A pesquisa mostra uma adesão ainda maior à avaliação de que a pandemia está sem controle no Brasil: em janeiro 62% da população pensava assim, número que subiu para 79%. Apenas 2% acham que a crise está totalmente controlada. E 18% acham que está parcialmente controlada. O levantamento foi feito entre segunda e terça-feira, portanto já reflete a movimentação para trocar o comando do Ministério da Saúde.

Ao longo da semana, o Datafolha mostrou que 56% dos brasileiros consideram Bolsonaro incapaz de liderar o país e 54% avaliam como ruim ou péssima a atuação do presidente na semana em que foi apresentado o quarto ministro da saúde. Para o vice-presidente Hamilton Mourão, os números serão revertidos a favor do capitão reformado quando a vacinação avançar e as novas parcelas do auxílio emergencial chegarem ao bolso da população.

Estado de intimidação

Mas a verdade é que o governo federal dá cada vez mais mostras de que não tolera críticas e responderá com repressão autoritária a manifestações contrárias ao presidente Jair Bolsonaro. Ontem tivemos mais um exemplo.

No começo da tarde, cinco manifestantes foram detidos pela Polícia Militar com base na Lei de Segurança Nacional após estenderem uma faixa em frente ao Palácio do Planalto. Na faixa, estava estampada a charge do cartunista Renato Aroeira – que também foi enquadrado pela LSN a pedido do Ministério da Justiça pela autoria da imagem onde se vê Bolsonaro com rabo e chifres, transformando uma cruz vermelha, que simboliza a saúde, em uma suástica nazista. Chegando à Polícia Federal, o delegado Franco Perazzoni não concordou com a PM – ainda bem. Mas a serpente já está solta.

Bernardo Mello Franco resume o quadro: “A escalada autoritária é liderada pelo Planalto. O ministro da Justiça, André Mendonça, ressuscitou a Lei de Segurança Nacional para enquadrar os críticos do chefe. Já mandou a Polícia Federal instaurar inquéritos contra jornalistas, advogados e até cartunistas. Agora o exemplo do pastor inspira bolsonaristas nas polícias civis e militares. Num país governado por um fã do AI-5, há sempre um guarda da esquina disposto a rasgar a Constituição. O professor Conrado Hübner Mendes, da Faculdade de Direito da USP, considera que o Brasil já vive sob um ‘estado de intimidação’. ‘O objetivo das investidas policialescas é gerar um clima de medo e autocensura. É uma forma de repressão preventiva’, define.”

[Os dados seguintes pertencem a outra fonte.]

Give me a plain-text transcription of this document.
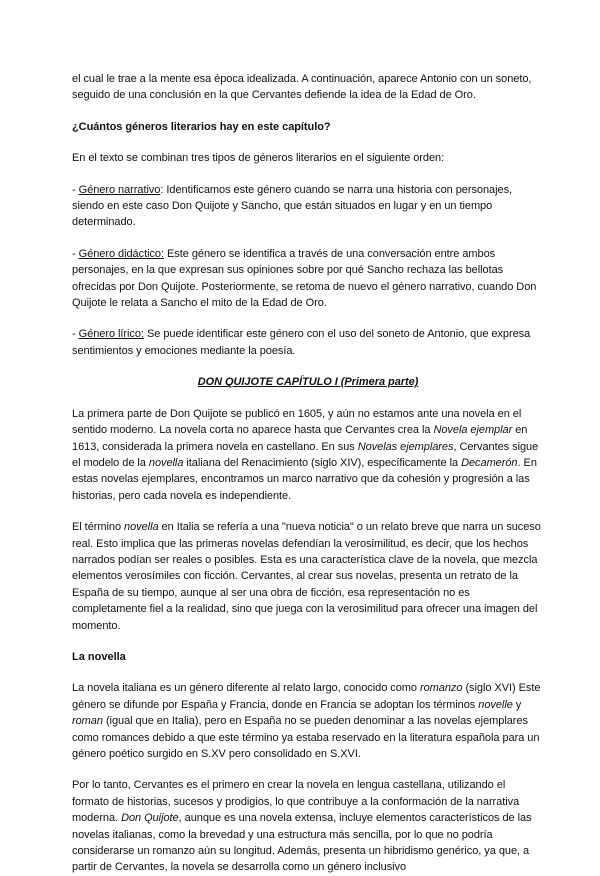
el cual le trae a la mente esa época idealizada. A continuación, aparece Antonio con un soneto, seguido de una conclusión en la que Cervantes defiende la idea de la Edad de Oro.

¿Cuántos géneros literarios hay en este capítulo?

En el texto se combinan tres tipos de géneros literarios en el siguiente orden:

- Género narrativo: Identificamos este género cuando se narra una historia con personajes, siendo en este caso Don Quijote y Sancho, que están situados en lugar y en un tiempo determinado.

- Género didáctico: Este género se identifica a través de una conversación entre ambos personajes, en la que expresan sus opiniones sobre por qué Sancho rechaza las bellotas ofrecidas por Don Quijote. Posteriormente, se retoma de nuevo el género narrativo, cuando Don Quijote le relata a Sancho el mito de la Edad de Oro.

- Género lírico: Se puede identificar este género con el uso del soneto de Antonio, que expresa sentimientos y emociones mediante la poesía.

DON QUIJOTE CAPÍTULO I (Primera parte)

La primera parte de Don Quijote se publicó en 1605, y aún no estamos ante una novela en el sentido moderno. La novela corta no aparece hasta que Cervantes crea la Novela ejemplar en 1613, considerada la primera novela en castellano. En sus Novelas ejemplares, Cervantes sigue el modelo de la novella italiana del Renacimiento (siglo XIV), específicamente la Decamerón. En estas novelas ejemplares, encontramos un marco narrativo que da cohesión y progresión a las historias, pero cada novela es independiente.

El término novella en Italia se refería a una "nueva noticia" o un relato breve que narra un suceso real. Esto implica que las primeras novelas defendían la verosimilitud, es decir, que los hechos narrados podían ser reales o posibles. Esta es una característica clave de la novela, que mezcla elementos verosímiles con ficción. Cervantes, al crear sus novelas, presenta un retrato de la España de su tiempo, aunque al ser una obra de ficción, esa representación no es completamente fiel a la realidad, sino que juega con la verosimilitud para ofrecer una imagen del momento.

La novella

La novela italiana es un género diferente al relato largo, conocido como romanzo (siglo XVI) Este género se difunde por España y Francia, donde en Francia se adoptan los términos novelle y roman (igual que en Italia), pero en España no se pueden denominar a las novelas ejemplares como romances debido a que este término ya estaba reservado en la literatura española para un género poético surgido en S.XV pero consolidado en S.XVI.

Por lo tanto, Cervantes es el primero en crear la novela en lengua castellana, utilizando el formato de historias, sucesos y prodigios, lo que contribuye a la conformación de la narrativa moderna. Don Quijote, aunque es una novela extensa, incluye elementos característicos de las novelas italianas, como la brevedad y una estructura más sencilla, por lo que no podría considerarse un romanzo aún su longitud. Además, presenta un hibridismo genérico, ya que, a partir de Cervantes, la novela se desarrolla como un género inclusivo
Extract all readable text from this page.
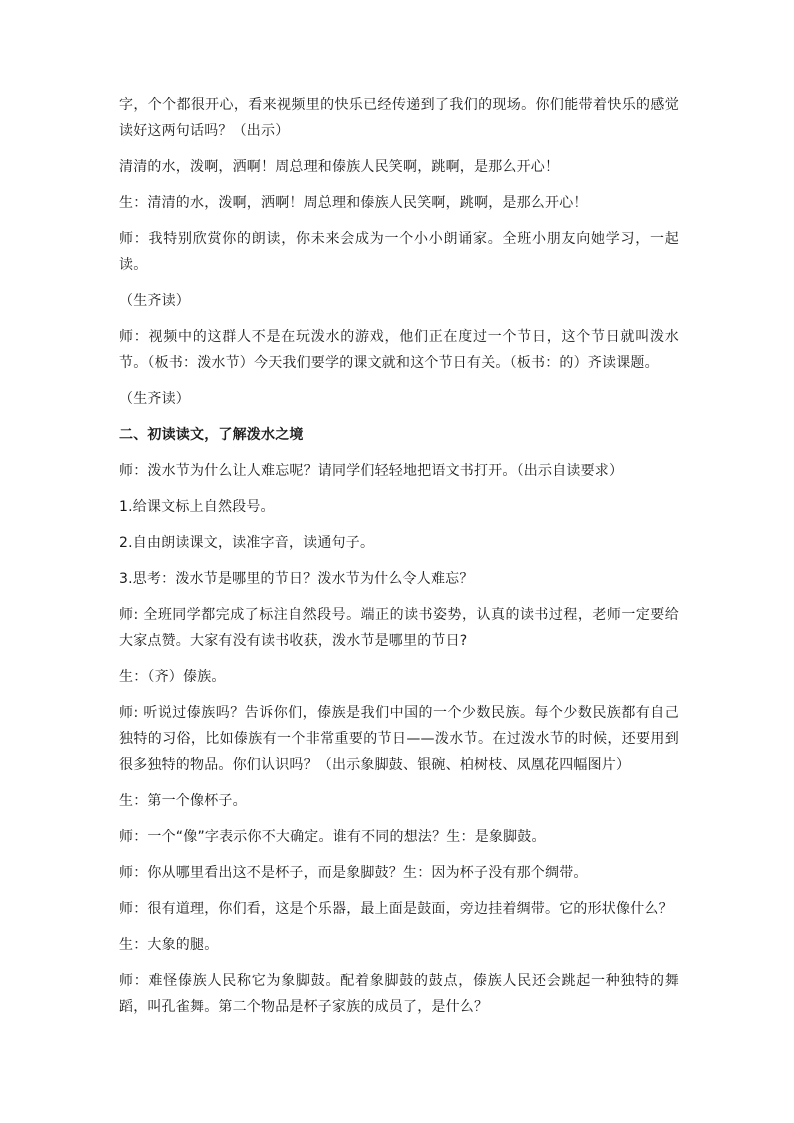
字，个个都很开心，看来视频里的快乐已经传递到了我们的现场。你们能带着快乐的感觉读好这两句话吗？（出示）

清清的水，泼啊，洒啊！周总理和傣族人民笑啊，跳啊，是那么开心！

生：清清的水，泼啊，洒啊！周总理和傣族人民笑啊，跳啊，是那么开心！

师：我特别欣赏你的朗读，你未来会成为一个小小朗诵家。全班小朋友向她学习，一起读。

（生齐读）

师：视频中的这群人不是在玩泼水的游戏，他们正在度过一个节日，这个节日就叫泼水节。（板书：泼水节）今天我们要学的课文就和这个节日有关。（板书：的）齐读课题。

（生齐读）

二、初读读文，了解泼水之境

师：泼水节为什么让人难忘呢？请同学们轻轻地把语文书打开。（出示自读要求）

1.给课文标上自然段号。

2.自由朗读课文，读准字音，读通句子。

3.思考：泼水节是哪里的节日？泼水节为什么令人难忘？

师: 全班同学都完成了标注自然段号。端正的读书姿势，认真的读书过程，老师一定要给大家点赞。大家有没有读书收获，泼水节是哪里的节日?

生：（齐）傣族。

师: 听说过傣族吗？告诉你们，傣族是我们中国的一个少数民族。每个少数民族都有自己独特的习俗，比如傣族有一个非常重要的节日——泼水节。在过泼水节的时候，还要用到很多独特的物品。你们认识吗？（出示象脚鼓、银碗、柏树枝、凤凰花四幅图片）

生：第一个像杯子。

师：一个“像”字表示你不大确定。谁有不同的想法？生：是象脚鼓。

师：你从哪里看出这不是杯子，而是象脚鼓？生：因为杯子没有那个绸带。

师：很有道理，你们看，这是个乐器，最上面是鼓面，旁边挂着绸带。它的形状像什么？

生：大象的腿。

师：难怪傣族人民称它为象脚鼓。配着象脚鼓的鼓点，傣族人民还会跳起一种独特的舞蹈，叫孔雀舞。第二个物品是杯子家族的成员了，是什么？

Como que servindo de ilustração da tese do jurista, eis a constatação de uma das 25 pessoas intimadas a depor para a Polícia Federal também com base na Lei de Segurança Nacional: “Às vezes não damos a devida gravidade ao que postamos na nossa rede social”. O caso aconteceu em Uberlândia (MG) após um morador publicar uma mensagem em que citava a visita do presidente à cidade e questionava se alguém gostaria de se tornar “herói nacional” na ocasião. Várias pessoas foram intimadas apenas por interagir com o post.